Procane gave his head a small stubborn shake. “I have a considerable financial investment to protect”
“That’s not it.”
“No?”
“No. The real reason is that you want to be a million-dollar thief. I’ve been listening to you for almost an hour and I’d say that the whole thing has become an obsession. You want to join the thieves’ hall of fame. You want recognition so bad that it’s distorted your thinking.”
The room grew quiet. Procane made a careful examination of his right thumb. Wiedstein discovered something interesting about the rug. Janet Whistler found a painting that she liked. The silence put on a little weight. It had grown fat by the time Procane said, “There’s a kernel of truth in what you say, of course.”
“You’d better tell him and get it over with,” Wiedstein said, still examining the rug.
Procane ended the inspection of his thumb, used it to smooth down his moustache, and said, “Yes, I rather think you’re right.”
For a moment or two I thought that we were going to get another fat silence, but Procane said, “We’d like you to join us, Mr. St. Ives.”
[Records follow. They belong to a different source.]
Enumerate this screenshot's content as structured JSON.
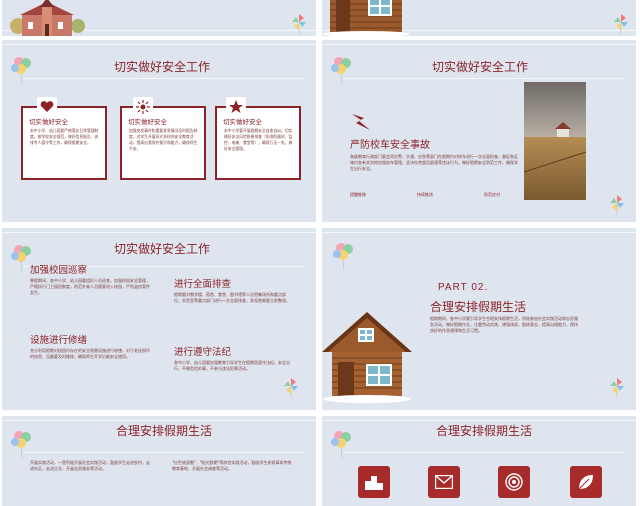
{
  "colors": {
    "accent": "#8b2328",
    "slide_bg": "#dfe5ee",
    "brand_red": "#a82b2b"
  },
  "slide3": {
    "title": "切实做好安全工作",
    "cards": [
      {
        "icon": "heart-icon",
        "title": "切实做好安全",
        "body": "本中小学、幼儿园要严格落实日常管理制度，按学校安全规范，做好信息报告、安排专人值守等工作，确保假期安全。"
      },
      {
        "icon": "sun-icon",
        "title": "切实做好安全",
        "body": "加强突发事件和重要紧急情况及时报告制度，对学生开展形式多样的安全教育活动，提高自我保护意识和能力，确保师生平安。"
      },
      {
        "icon": "star-icon",
        "title": "切实做好安全",
        "body": "本中小学要开展假期安全自查自纠，切实做好安全风险隐患排查（如消防器材、监控、电梯、食堂等），确保万无一失，做好安全管理。"
      }
    ]
  },
  "slide4": {
    "heading": "严防校车安全事故",
    "body": "各级教育行政部门要会同交警、交通、应急等部门在假期内对校车进行一次全面检查，督促各区域内各有关学校加强校车管理，坚决杜绝超员超速等违法行为，做好假期安全防范工作，确保学生出行安全。",
    "links": [
      "提醒推移",
      "持续推进",
      "防范应对"
    ]
  },
  "slide5": {
    "title": "切实做好安全工作",
    "items": [
      {
        "title": "加强校园巡察",
        "body": "寒假期间，各中小学、幼儿园要组织人员巡查，加强校园安全管理，严格执行门卫值班制度，防范外来人员随意进入校园，严防盗窃案件发生。"
      },
      {
        "title": "进行全面排查",
        "body": "假期要对教学楼、宿舍、食堂、图书馆等人员密集场所和重点部位，实验室等重点部门进行一次全面排查，发现隐患要立即整改。"
      },
      {
        "title": "设施进行修缮",
        "body": "充分利用假期对校园内存在的安全隐患设施进行修缮，对于老化损坏的校舍、设备要及时维修，确保师生开学后能安全使用。"
      },
      {
        "title": "进行遵守法纪",
        "body": "各中小学、幼儿园要加强教育引导学生在假期里遵守法纪，安全出行，不做危险的事，不参与违法犯罪活动。"
      }
    ]
  },
  "slide6": {
    "part": "PART 02.",
    "title": "合理安排假期生活",
    "body": "假期期间，各中小学要引导学生合理安排假期生活，积极参加社会实践活动和志愿服务活动，做好假期作业，注重劳动实践，增强体质，锻炼意志，提高自理能力，保持良好的作息规律和生活习惯。"
  },
  "slide7": {
    "title": "合理安排假期生活",
    "body_left": "开展实践活动，一是积极开展社会实践活动，鼓励学生走进农村，走进社区，走进企业，开展志愿服务等活动。",
    "body_right": "\"红色旅游圈\"、\"阳光假期\"等综合实践活动，鼓励学生参观革命传统教育基地，开展社会调查等活动。"
  },
  "slide8": {
    "title": "合理安排假期生活",
    "icons": [
      "podium-icon",
      "mail-icon",
      "target-icon",
      "leaf-icon"
    ]
  }
}
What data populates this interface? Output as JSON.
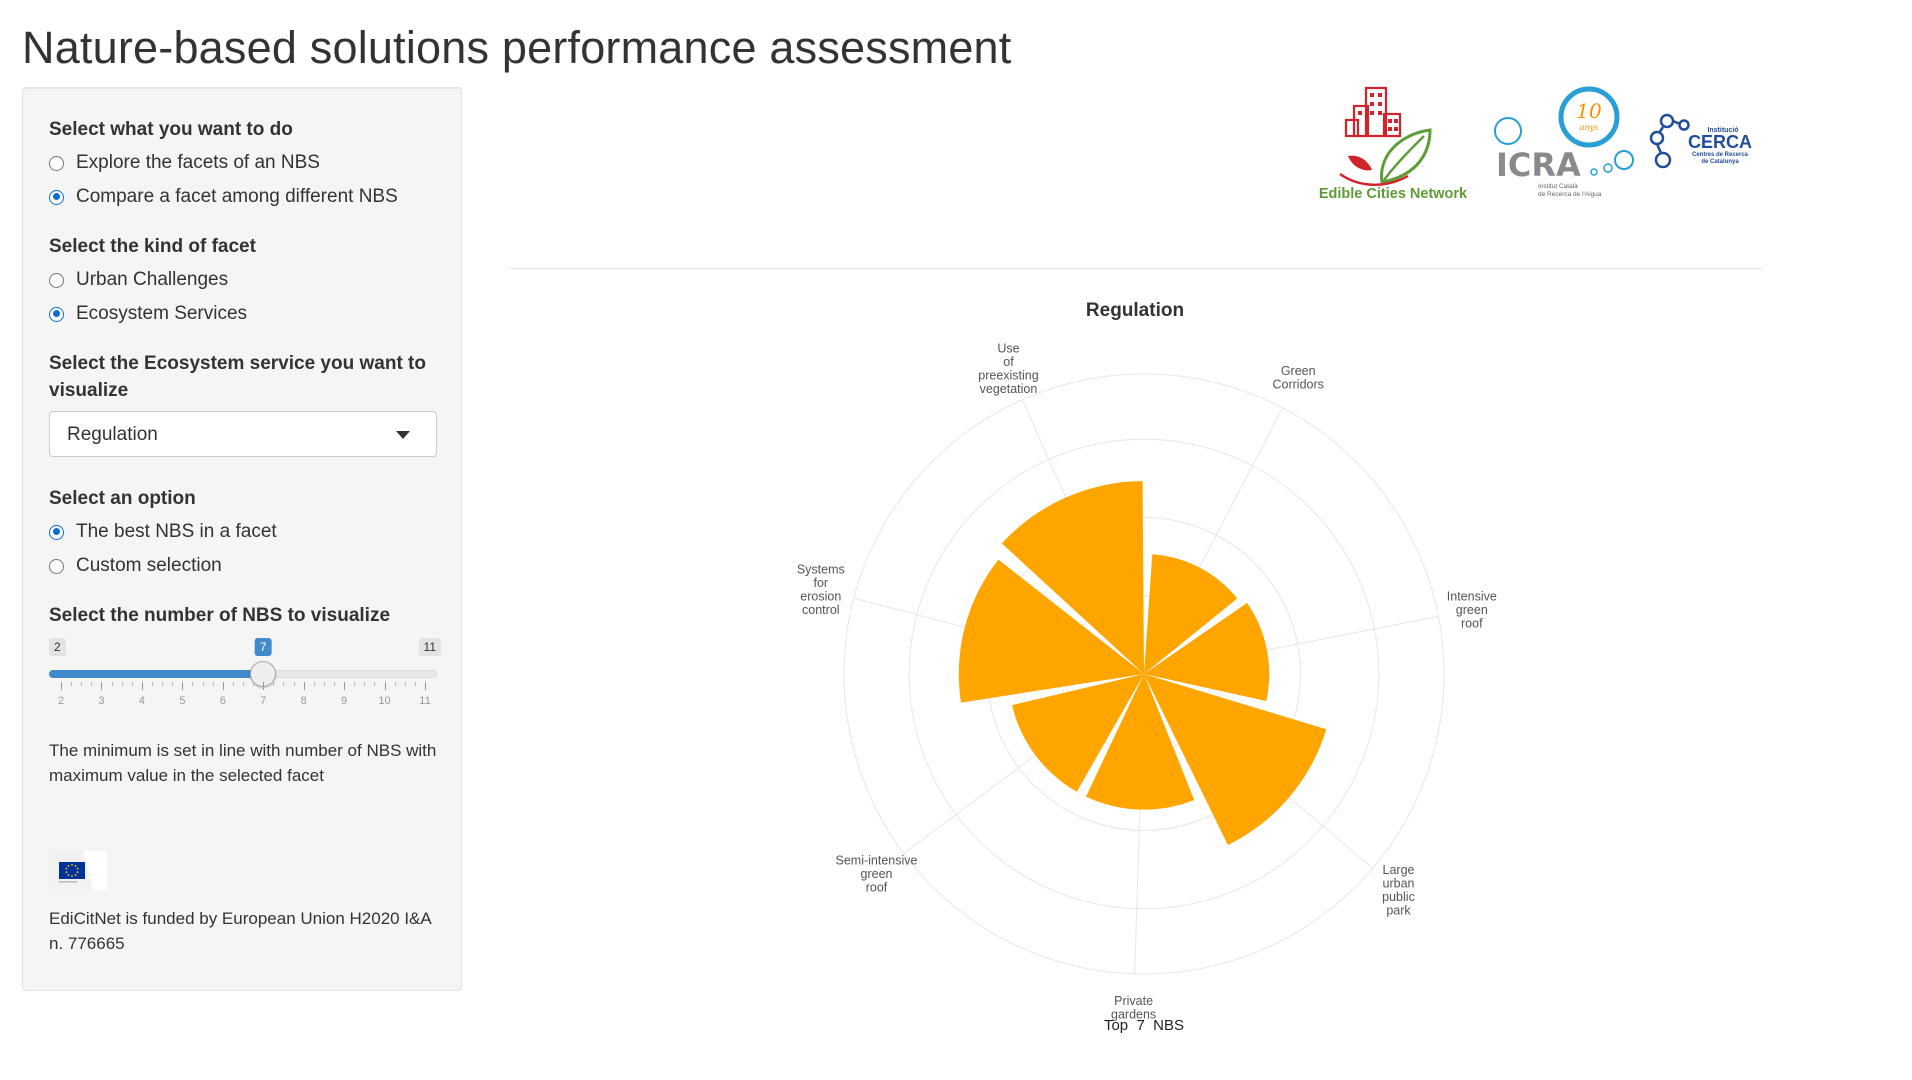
{
  "title": "Nature-based solutions performance assessment",
  "sidebar": {
    "action_label": "Select what you want to do",
    "action_options": [
      {
        "label": "Explore the facets of an NBS",
        "checked": false
      },
      {
        "label": "Compare a facet among different NBS",
        "checked": true
      }
    ],
    "facet_label": "Select the kind of facet",
    "facet_options": [
      {
        "label": "Urban Challenges",
        "checked": false
      },
      {
        "label": "Ecosystem Services",
        "checked": true
      }
    ],
    "service_label": "Select the Ecosystem service you want to visualize",
    "service_selected": "Regulation",
    "option_label": "Select an option",
    "option_options": [
      {
        "label": "The best NBS in a facet",
        "checked": true
      },
      {
        "label": "Custom selection",
        "checked": false
      }
    ],
    "slider_label": "Select the number of NBS to visualize",
    "slider": {
      "min": 2,
      "max": 11,
      "value": 7,
      "min_label": "2",
      "max_label": "11",
      "value_label": "7",
      "ticks": [
        "2",
        "3",
        "4",
        "5",
        "6",
        "7",
        "8",
        "9",
        "10",
        "11"
      ]
    },
    "note": "The minimum is set in line with number of NBS with maximum value in the selected facet",
    "funding": "EdiCitNet is funded by European Union H2020 I&A n. 776665"
  },
  "logos": {
    "edicitnet_text": "Edible Cities Network",
    "icra_text": "ICRA",
    "icra_years": "10",
    "icra_years_word": "anys",
    "icra_sub1": "Institut Català",
    "icra_sub2": "de Recerca de l'Aigua",
    "cerca_small": "Institució",
    "cerca_text": "CERCA",
    "cerca_sub1": "Centres de Recerca",
    "cerca_sub2": "de Catalunya"
  },
  "colors": {
    "bar": "#FFA500",
    "accent": "#0b6cd1",
    "slider": "#428bca"
  },
  "chart_data": {
    "type": "polar-bar",
    "title": "Regulation",
    "xlabel": "Top  7  NBS",
    "categories": [
      {
        "lines": [
          "Green",
          "Corridors"
        ]
      },
      {
        "lines": [
          "Intensive",
          "green",
          "roof"
        ]
      },
      {
        "lines": [
          "Large",
          "urban",
          "public",
          "park"
        ]
      },
      {
        "lines": [
          "Private",
          "gardens"
        ]
      },
      {
        "lines": [
          "Semi-intensive",
          "green",
          "roof"
        ]
      },
      {
        "lines": [
          "Systems",
          "for",
          "erosion",
          "control"
        ]
      },
      {
        "lines": [
          "Use",
          "of",
          "preexisting",
          "vegetation"
        ]
      }
    ],
    "values": [
      0.46,
      0.48,
      0.73,
      0.52,
      0.52,
      0.71,
      0.74
    ],
    "rmax": 1.15,
    "grid": true
  }
}
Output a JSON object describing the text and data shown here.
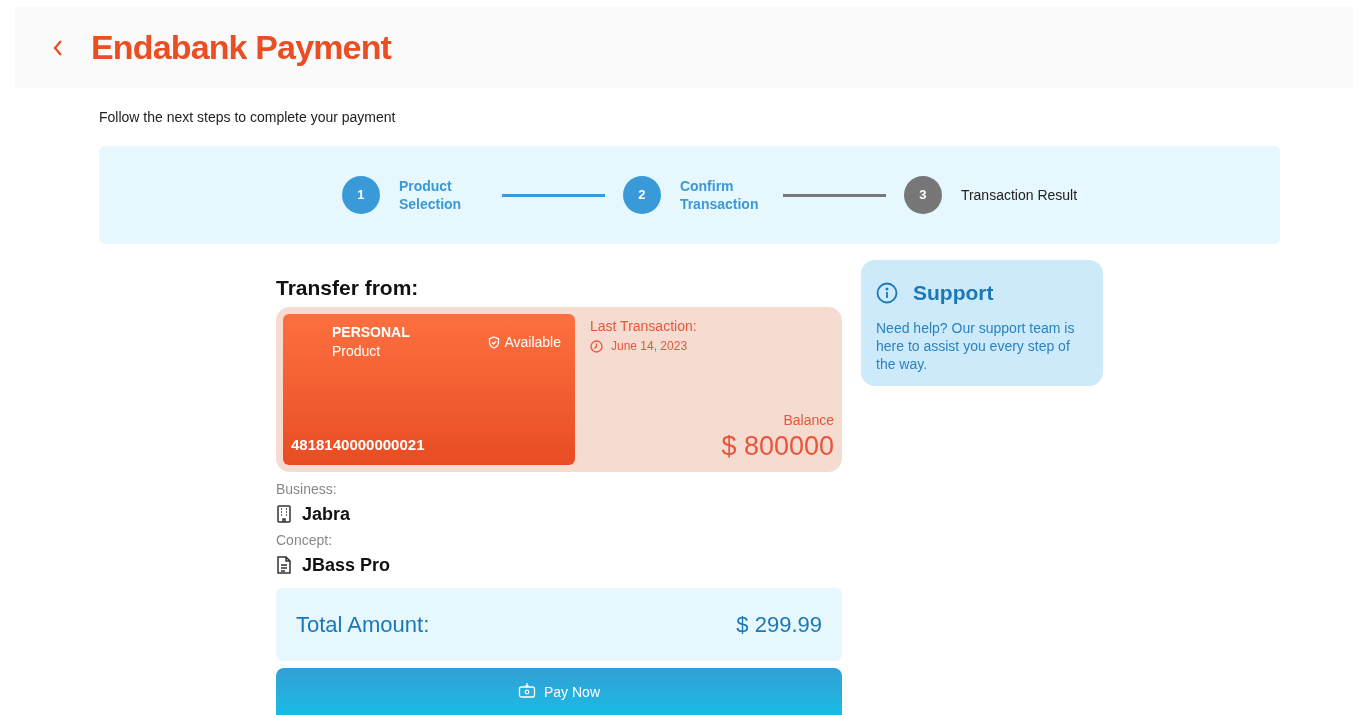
{
  "header": {
    "title": "Endabank Payment"
  },
  "intro": "Follow the next steps to complete your payment",
  "steps": [
    {
      "number": "1",
      "label": "Product Selection",
      "done": true
    },
    {
      "number": "2",
      "label": "Confirm Transaction",
      "done": true
    },
    {
      "number": "3",
      "label": "Transaction Result",
      "done": false
    }
  ],
  "transfer": {
    "heading": "Transfer from:",
    "card": {
      "type": "PERSONAL",
      "subtitle": "Product",
      "status": "Available",
      "number": "4818140000000021"
    },
    "last_transaction_label": "Last Transaction:",
    "last_transaction_date": "June 14, 2023",
    "balance_label": "Balance",
    "balance": "$ 800000"
  },
  "details": [
    {
      "label": "Business:",
      "value": "Jabra",
      "kind": "business"
    },
    {
      "label": "Concept:",
      "value": "JBass Pro",
      "kind": "concept"
    }
  ],
  "total": {
    "label": "Total Amount:",
    "value": "$ 299.99"
  },
  "pay_button": "Pay Now",
  "support": {
    "title": "Support",
    "text": "Need help? Our support team is here to assist you every step of the way."
  }
}
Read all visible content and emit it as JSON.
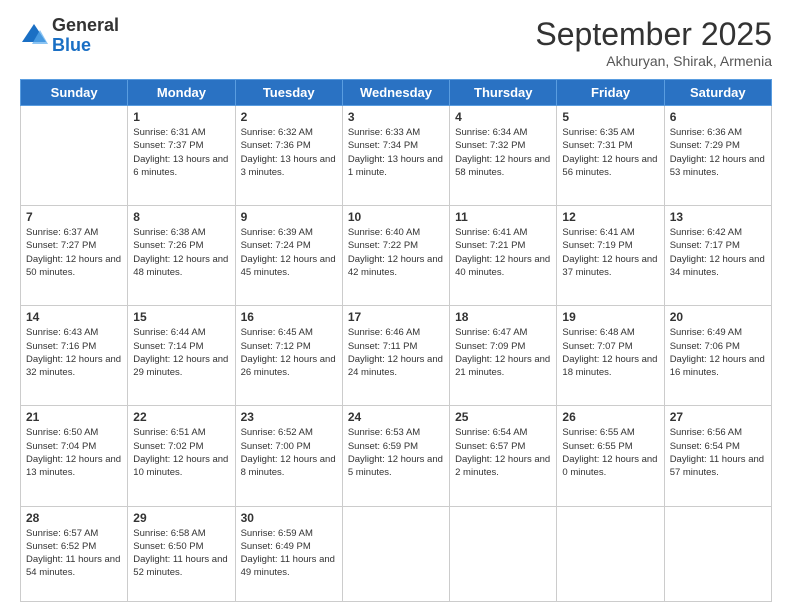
{
  "header": {
    "logo_general": "General",
    "logo_blue": "Blue",
    "month_title": "September 2025",
    "location": "Akhuryan, Shirak, Armenia"
  },
  "days_of_week": [
    "Sunday",
    "Monday",
    "Tuesday",
    "Wednesday",
    "Thursday",
    "Friday",
    "Saturday"
  ],
  "weeks": [
    [
      {
        "day": "",
        "sunrise": "",
        "sunset": "",
        "daylight": ""
      },
      {
        "day": "1",
        "sunrise": "Sunrise: 6:31 AM",
        "sunset": "Sunset: 7:37 PM",
        "daylight": "Daylight: 13 hours and 6 minutes."
      },
      {
        "day": "2",
        "sunrise": "Sunrise: 6:32 AM",
        "sunset": "Sunset: 7:36 PM",
        "daylight": "Daylight: 13 hours and 3 minutes."
      },
      {
        "day": "3",
        "sunrise": "Sunrise: 6:33 AM",
        "sunset": "Sunset: 7:34 PM",
        "daylight": "Daylight: 13 hours and 1 minute."
      },
      {
        "day": "4",
        "sunrise": "Sunrise: 6:34 AM",
        "sunset": "Sunset: 7:32 PM",
        "daylight": "Daylight: 12 hours and 58 minutes."
      },
      {
        "day": "5",
        "sunrise": "Sunrise: 6:35 AM",
        "sunset": "Sunset: 7:31 PM",
        "daylight": "Daylight: 12 hours and 56 minutes."
      },
      {
        "day": "6",
        "sunrise": "Sunrise: 6:36 AM",
        "sunset": "Sunset: 7:29 PM",
        "daylight": "Daylight: 12 hours and 53 minutes."
      }
    ],
    [
      {
        "day": "7",
        "sunrise": "Sunrise: 6:37 AM",
        "sunset": "Sunset: 7:27 PM",
        "daylight": "Daylight: 12 hours and 50 minutes."
      },
      {
        "day": "8",
        "sunrise": "Sunrise: 6:38 AM",
        "sunset": "Sunset: 7:26 PM",
        "daylight": "Daylight: 12 hours and 48 minutes."
      },
      {
        "day": "9",
        "sunrise": "Sunrise: 6:39 AM",
        "sunset": "Sunset: 7:24 PM",
        "daylight": "Daylight: 12 hours and 45 minutes."
      },
      {
        "day": "10",
        "sunrise": "Sunrise: 6:40 AM",
        "sunset": "Sunset: 7:22 PM",
        "daylight": "Daylight: 12 hours and 42 minutes."
      },
      {
        "day": "11",
        "sunrise": "Sunrise: 6:41 AM",
        "sunset": "Sunset: 7:21 PM",
        "daylight": "Daylight: 12 hours and 40 minutes."
      },
      {
        "day": "12",
        "sunrise": "Sunrise: 6:41 AM",
        "sunset": "Sunset: 7:19 PM",
        "daylight": "Daylight: 12 hours and 37 minutes."
      },
      {
        "day": "13",
        "sunrise": "Sunrise: 6:42 AM",
        "sunset": "Sunset: 7:17 PM",
        "daylight": "Daylight: 12 hours and 34 minutes."
      }
    ],
    [
      {
        "day": "14",
        "sunrise": "Sunrise: 6:43 AM",
        "sunset": "Sunset: 7:16 PM",
        "daylight": "Daylight: 12 hours and 32 minutes."
      },
      {
        "day": "15",
        "sunrise": "Sunrise: 6:44 AM",
        "sunset": "Sunset: 7:14 PM",
        "daylight": "Daylight: 12 hours and 29 minutes."
      },
      {
        "day": "16",
        "sunrise": "Sunrise: 6:45 AM",
        "sunset": "Sunset: 7:12 PM",
        "daylight": "Daylight: 12 hours and 26 minutes."
      },
      {
        "day": "17",
        "sunrise": "Sunrise: 6:46 AM",
        "sunset": "Sunset: 7:11 PM",
        "daylight": "Daylight: 12 hours and 24 minutes."
      },
      {
        "day": "18",
        "sunrise": "Sunrise: 6:47 AM",
        "sunset": "Sunset: 7:09 PM",
        "daylight": "Daylight: 12 hours and 21 minutes."
      },
      {
        "day": "19",
        "sunrise": "Sunrise: 6:48 AM",
        "sunset": "Sunset: 7:07 PM",
        "daylight": "Daylight: 12 hours and 18 minutes."
      },
      {
        "day": "20",
        "sunrise": "Sunrise: 6:49 AM",
        "sunset": "Sunset: 7:06 PM",
        "daylight": "Daylight: 12 hours and 16 minutes."
      }
    ],
    [
      {
        "day": "21",
        "sunrise": "Sunrise: 6:50 AM",
        "sunset": "Sunset: 7:04 PM",
        "daylight": "Daylight: 12 hours and 13 minutes."
      },
      {
        "day": "22",
        "sunrise": "Sunrise: 6:51 AM",
        "sunset": "Sunset: 7:02 PM",
        "daylight": "Daylight: 12 hours and 10 minutes."
      },
      {
        "day": "23",
        "sunrise": "Sunrise: 6:52 AM",
        "sunset": "Sunset: 7:00 PM",
        "daylight": "Daylight: 12 hours and 8 minutes."
      },
      {
        "day": "24",
        "sunrise": "Sunrise: 6:53 AM",
        "sunset": "Sunset: 6:59 PM",
        "daylight": "Daylight: 12 hours and 5 minutes."
      },
      {
        "day": "25",
        "sunrise": "Sunrise: 6:54 AM",
        "sunset": "Sunset: 6:57 PM",
        "daylight": "Daylight: 12 hours and 2 minutes."
      },
      {
        "day": "26",
        "sunrise": "Sunrise: 6:55 AM",
        "sunset": "Sunset: 6:55 PM",
        "daylight": "Daylight: 12 hours and 0 minutes."
      },
      {
        "day": "27",
        "sunrise": "Sunrise: 6:56 AM",
        "sunset": "Sunset: 6:54 PM",
        "daylight": "Daylight: 11 hours and 57 minutes."
      }
    ],
    [
      {
        "day": "28",
        "sunrise": "Sunrise: 6:57 AM",
        "sunset": "Sunset: 6:52 PM",
        "daylight": "Daylight: 11 hours and 54 minutes."
      },
      {
        "day": "29",
        "sunrise": "Sunrise: 6:58 AM",
        "sunset": "Sunset: 6:50 PM",
        "daylight": "Daylight: 11 hours and 52 minutes."
      },
      {
        "day": "30",
        "sunrise": "Sunrise: 6:59 AM",
        "sunset": "Sunset: 6:49 PM",
        "daylight": "Daylight: 11 hours and 49 minutes."
      },
      {
        "day": "",
        "sunrise": "",
        "sunset": "",
        "daylight": ""
      },
      {
        "day": "",
        "sunrise": "",
        "sunset": "",
        "daylight": ""
      },
      {
        "day": "",
        "sunrise": "",
        "sunset": "",
        "daylight": ""
      },
      {
        "day": "",
        "sunrise": "",
        "sunset": "",
        "daylight": ""
      }
    ]
  ]
}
I didn’t hesitate. I said, “No chance.”
“Not as a participant.”
“Still no.”
“But as a witness.”
“It’s against the law.”
“You would be adequately compensated.”
“Not enough to die.”
“The risk would be minimal.”
“I’d make an unpleasant cripple.”
“I was thinking of around twenty-five thousand.”
“I’ll listen.”
“That’s all I ask.”
I still maintain that it was curiosity, not greed, that kept me from
walking out. After all, I had just earned $10,000. In addition, there was $327 in my checking account and earlier in the year I had purchased $5,000 worth of highly touted common stocks that were still worth around $900 the last time I had looked at the financial page. So I was flush enough and therefore silly enough to listen to some thief tell me how he planned to steal a million dollars.
Actually, all three of them told it. When one of them dropped the story, another would pick it up and tell it for a while. Each of them spoke in the same flat, matter-of-fact tone, as if their plan to knock over a million-dollar heroin buy was no more interesting than a week they had once spent together in Memphis a long time ago.
After deciding that a heroin transaction would be his most likely prospect for a million-dollar steal, Procane’s next problem was to find one. It wasn’t easy and it wasn’t cheap. His first move had been to turn both Janet Whistler and Miles Wiedstein into addicts—in theory, at least. They found themselves a pusher and in two months bought enough from him to establish themselves as heavy users. After three months they claimed poverty and became pushers themselves, staking out a small slice of the upper East Side as their territory.
Their supplier was a Puerto Rican they knew only as Alfredo. Over the months they bought forty-six thousand dollars’ worth of low-grade heroin from him with money that supposedly came from their customers, but actually came from Procane. They threw the heroin down incinerators.
They had to act and talk like addicts and to do this, they had to associate with addicts. “It was difficult at first,” Janet Whistler said. “Later on I think we came to feel a little pity for them. It’s not a good way to be sick.”
It was Janet who eventually discovered the link they needed, an impoverished South American diplomat, very minor, who liked to fly up from Washington for New York parties. She met him at one given by Alfredo, the Puerto Rican supplier. Still using that same flat, totally unemotional tone she described how in bed the diplomat liked to boast of one of his embassy colleagues who, he claimed, was very big in the heroin smuggling trade. She said that it took a lot of time and a lot of care and an immense amount of flattery to get enough details out of him to make sure that he knew what he was talking about. Shortly after they became convinced that he did, the diplomat hinted that something big was about to happen. So Janet and Wiedstein set him up.